Lumière sur une très belle initiative : l’Après M ! Suite à la liquidation judiciaire du McDo de Saint-Barthélémy (Marseille) le 12 décembre 2019, des salariés et de nombreux habitants du quartier se sont emparés du lieu pour le transformer en plateforme solidaire qui a permis de nourrir 300 000 personnes depuis le premier confinement. L’association l’Après M a transformé ce McDo en « fast-food social » : la démarche est un bel exemple d’une cohérence entre justice sociale et environnementale.
En décembre 2019, le Mc Donald’s de Saint-Barthélemy, un quartier du Nord de Marseille, est placé en liquidation judiciaire. Il constituait un lieu social central pour les habitants, un lieu de rencontre pour les jeunes et les familles. Mais surtout, il s’agissait d’un bassin d’emploi majeur : une centaine de salariés se retrouve alors au chômage.
Or à Saint-Barthélemy, la pauvreté est endémique. « En 1992 on nous a vendu un rêve, dynamiser l’emploi », témoigne Kamel Guemari, ex-salarié du McDo. « 28 ans après, au lieu de continuer à dynamiser, ils ont tout dynamité ».
Peu après la liquidation arrive le premier confinement. Ailleurs, on parle beaucoup de ceux qui ont peur de mourir du virus. Dans le Nord de Marseille, les gens ont peur de mourir de faim.
« Quand nous avons été confinés, le président a annoncé qu’on était en guerre », continue Kamel. « On savait déjà faire la guerre contre la misère, la violence, la justice, la discrimination sociale…On est nés dedans ».
Quelques-uns des ex-salariés de Mc Do et des habitants du quartier décident de transformer le lieu en plateforme solidaire. Celui-ci est rebaptisé l’Après M et l’association Après voit le jour.

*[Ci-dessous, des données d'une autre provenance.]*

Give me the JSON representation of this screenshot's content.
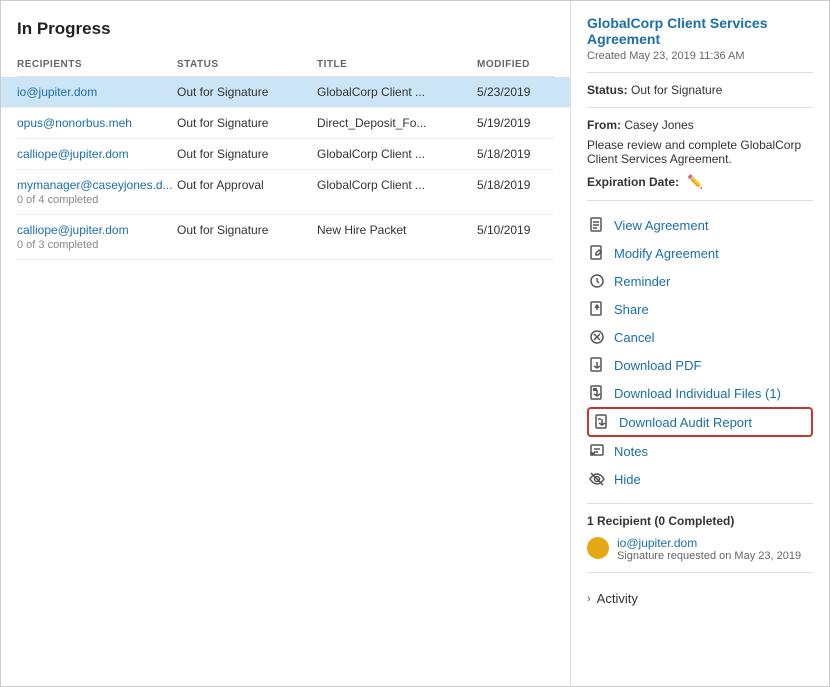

Le fameux slogan est réinventé : « comme vous êtes, vous venez ! ». Autrement dit, puisque vous êtes des êtres humains, vous êtes les bienvenus ici.
Tous les lundis, une distribution alimentaire est organisée. Répondant à un besoin croissant, elle se poursuit durant des mois, jusqu’à aujourd’hui. La barre des 1000 colis distribués par semaine a été franchie, et la demande continue d’augmenter.
L’association fonctionne en flux tendu, sans savoir comment la distribution sera assurée le lundi suivant. Car celle-ci est uniquement portée par les dons des particuliers et des petits commerçants, ainsi que par une cagnotte en ligne. A l’époque, les pouvoirs publics n’ont pas versé un centime.
Les autres jours ont lieu des maraudes et des projets émergent, avec un même objectif : répondre à l’urgence humaine.
« Une équipe extraordinaire s’est formée », constate Kamel. « On essaye de réfléchir ensemble à des situations auxquelles personne n’arrive à faire face, et mettre en place ce qu’on veut pour notre quartier ».
Des dons de vêtements, des projets pédagogiques, des actions de végétalisation, de ramassage des déchets, des constructions d’habitat pour les sans-abris… De nombreuses autres missions sont venues se greffer au sein de l’Après M.
« Cette situation nous a fait grandir et a créé cette petite machine de guerre portée par l’intelligence collective » résume Kamel.
Pour la suite, l’ambition des bénévoles est de s’organiser en une société coopérative d’intérêt collectif (Scic). Grâce à la détermination des citoyens, la Mairie de Marseille a décidé de racheter l’ancien McDonald’s !
Le projet d’acquisition par la Ville, « autour de 650 000 euros », a été accepté par le président de McDonald’s France et sera présenté au conseil municipal le 9 juillet 2021.
L’association se désormais rêve en restaurant solidaire, où tout le monde pourrait venir manger des produits sains, où l’on pourrait cultiver la terre et produire du miel. L’idée est aussi de proposer des formations.
« On veut fournir des emplois plutôt que des colis », explique Kamel. « Des personnes cabossées par la vie ont été accueillies, accompagnées, orientées. Elles ont évolué, elles ont repris confiance en elles ».
Le 19 décembre 2020 a constitué une journée symbolique au cours de laquelle des bénévoles, toutes générations confondues, sont parvenus à servir 850 burgers en 2h30. Et pas des burgers ordinaires : élaborés avec des chefs cuistots, ils sont vegans, composés de produits bio fournis par des producteurs locaux et vendus à prix libre.
Un moyen de se poser en réaction par rapport à la pollution de Mc Donald’s, et de montrer la cohérence entre justice sociale et environnementale. Après l’annonce du rachat par la Mairie, les bénévoles vont maintenant essayer d’obtenir un bail emphytéotique afin de ne pas dépendre des changements politiques, et pérenniser leur activité solidaire.